Bradley's research seeks to identify "best practices" in successful hospitals around the country and in Connecticut, with a focus on patients with heart problems. Bradley is working with a team of experts in cardiology, quality improvement, organizational behavior and statistics to compare different hospital-based strategies to enhance quality of care. She will also use the funding to disseminate the research findings to local hospitals and the public to ensure practical benefits for patients.

"We invest enormous resources in this country developing guidelines for the best care possible for patients," says Bradley. "If successful, our research will reveal how best to adopt this research evidence into clinical practice, at the hospital level where patients receive care."

Kazmierczak's research is focused on how human cells respond to disease-causing bacteria. She plans to assess how epithelial cells that line the respiratory and gastrointestinal tracts contribute to sensing the presence of pathogenic bacteria and to organizing an immediate immune response to these organisms. She is particularly interested in learning why these protective responses fail in certain individuals, thus enabling opportunistic pathogens to cause serious infections in hospitalized patients with compromised immune systems.

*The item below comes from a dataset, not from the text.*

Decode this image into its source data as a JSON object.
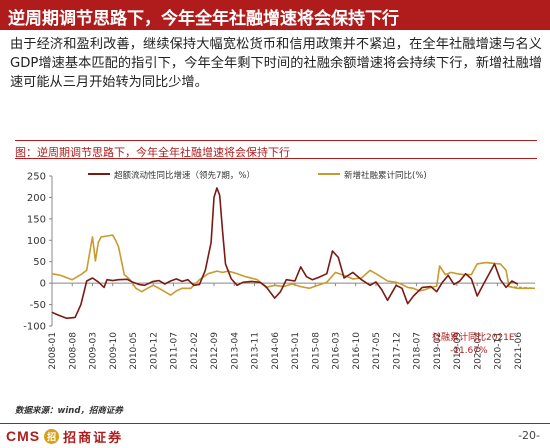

"The long-term support of the Donaghue Research Foundation allows us to ask difficult research questions that may not yield easy or quick answers, but whose solution is nonetheless fundamental to improving how we care for patients at high risk for opportunistic infections," said Kazmierczak.

The Donaghue Medical Research Foundation is located in West Hartford, Connecticut, and funds medical research projects in the state that promote medical knowledge of practical benefit to human health.